Darf Politik auch unterhalten?

Rezension: Christian Moser [Marco Dohle, Gehard Vowe (Hg.): Politische Unterhaltung – unterhaltende Politik. Forschung zu Medieninhalten, Medienrezeption und Medienwirkungen, ISBN  978 – 3- 86963 064 0, Herbert von Halem Verlag]

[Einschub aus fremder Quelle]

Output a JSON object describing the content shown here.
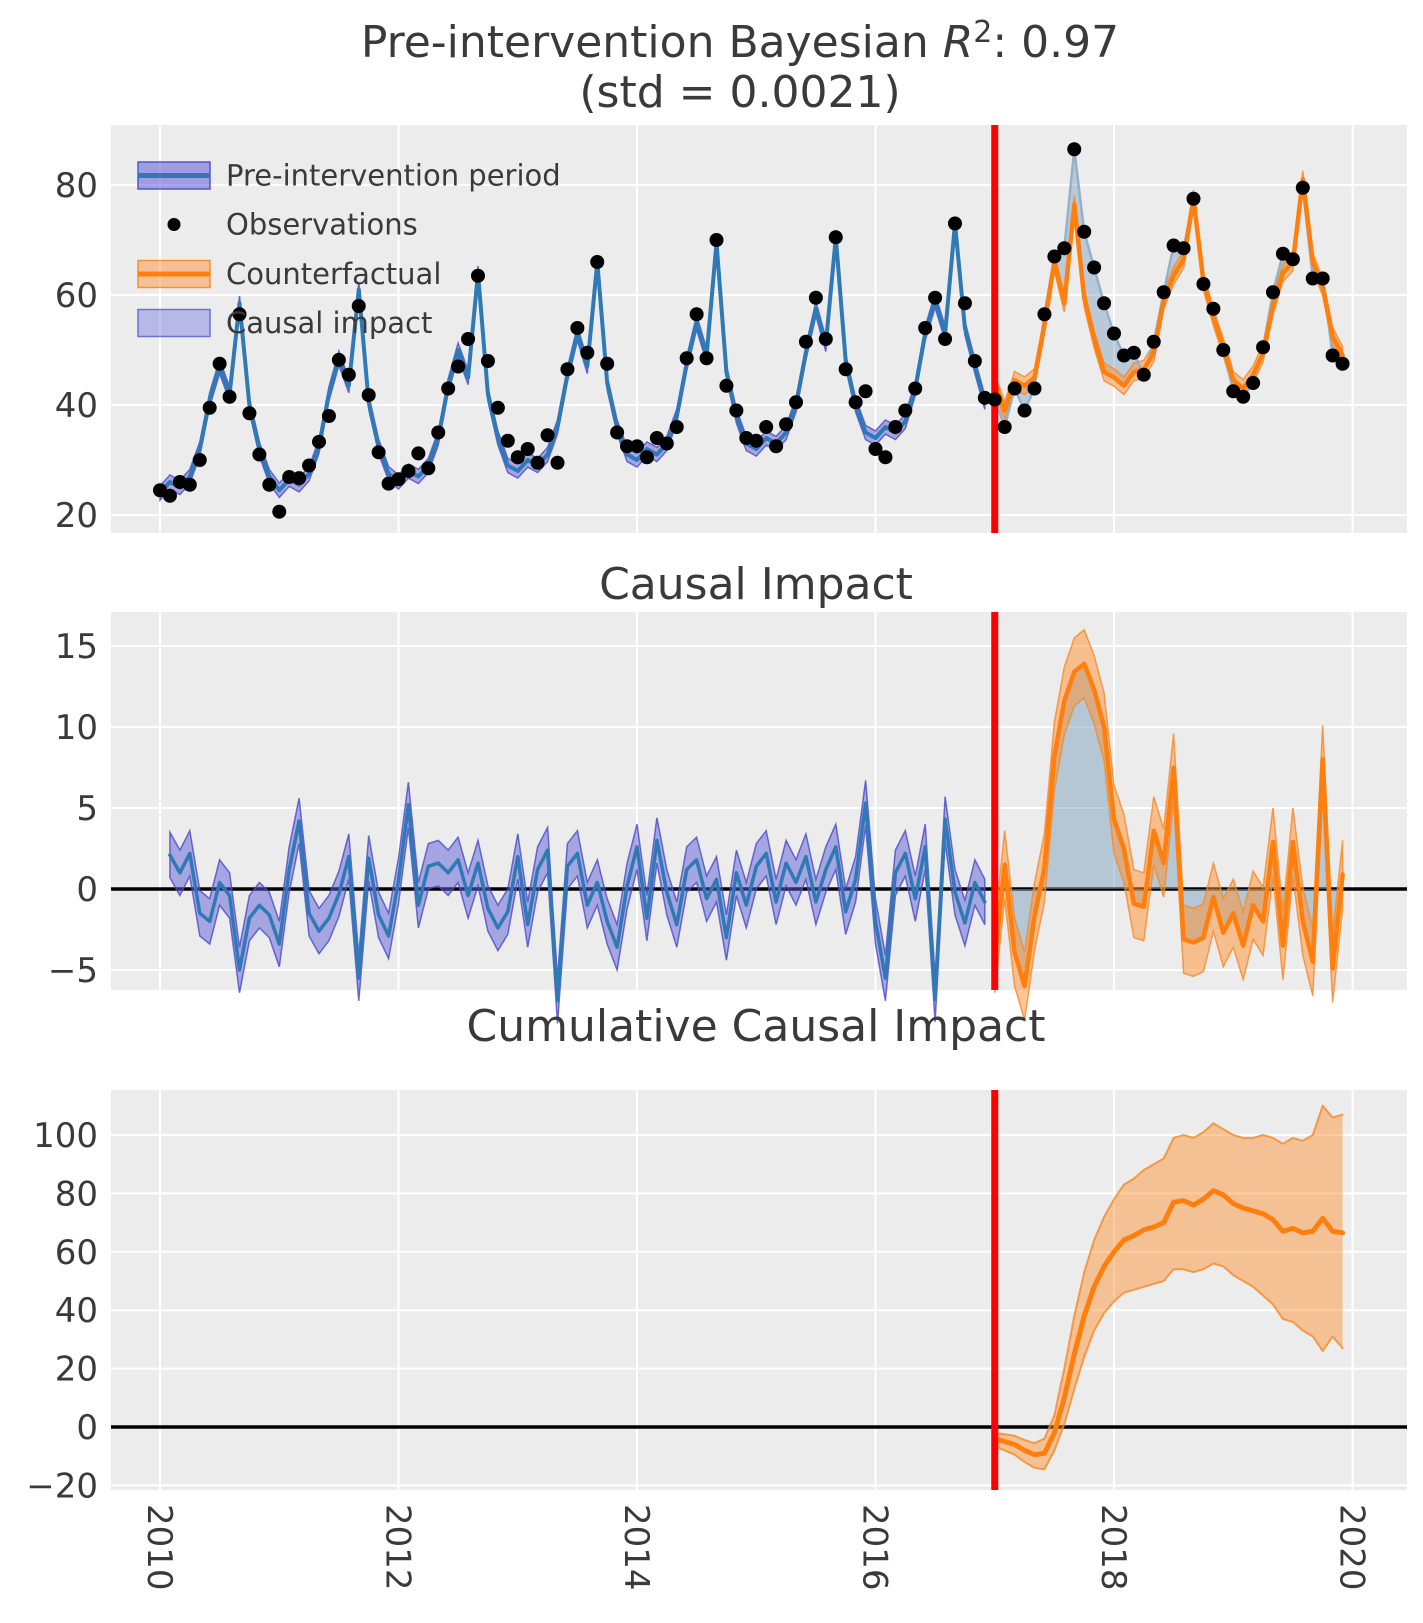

Vom US-Komiker Woody Allen gibt es das Bonmot, wonach Hollywood und Politik nach den gleichen Regeln funktionieren, nur dass die Schauspieler attraktiver sind. Damit hat auf die Unterhaltungsebene jedweder Politik hingewiesen. Beim jedem Bierfassanstich, bei jedem Ball und bei jeder repräsentativen Aufgabe spielen Politiker immer auch eine Rolle und erfüllen eine Unterhaltungsfunktion. Die Filmindustrie wiederum hat die Politik  und  ihre immanente Spannungen, ihr Ringen um Macht sowie ihr Rituale als aufregenden  Stoff für Filme (Wag the Dog, Speechless) und Serien wie Borgen und House of Cards entdeckt.  Politik-Talkshows  im Fernsehen bereichern ihre Sendungen um unterhaltende Elemente, um mehr Zuseher zu erreichen.  Insofern befruchten und ergänzen sich die beiden Gebiete. Die Herausgeber Dohle und Vowe haben im Sammelband trennendes und Verbindendes zwischen Politik und Showgeschäft untersucht. Die Forscher haben unterhaltende Elemente in der Politikvermittlung sowie politische Element in Unterhaltungselementen sowie die Wirkungen  auf Wähler und Publikum untersucht. Die Beiträge zeigen auf, wie umfangreich und vielfältig die Forschung zu Politik und Unterhaltung mittlerweile ist. Aus theoretischer Sicht schließen sich Information und Unterhaltung auf jeden Fall nicht aus, wenn trockene Materien wie das Budget anschaulich und mit Fallbeispielen dargestellt werden, besteht die Chance, größere Bevölkerungsteile für die Materie zu interessieren. Wenn durch Fernsehserien wie „House of Card“ junge Leute sich für ein Engagement in Parteien begeistern könnten, ist das durchaus begrüßenswert, auch wenn das politische Tagesgeschäft mit den langwierigen Entscheidungsfindungsprozessen weniger spannend ist als in den Fernsehserien. Doch da unterscheidet sich das Feld der Politik nicht von Arzt- und Polizeiserien.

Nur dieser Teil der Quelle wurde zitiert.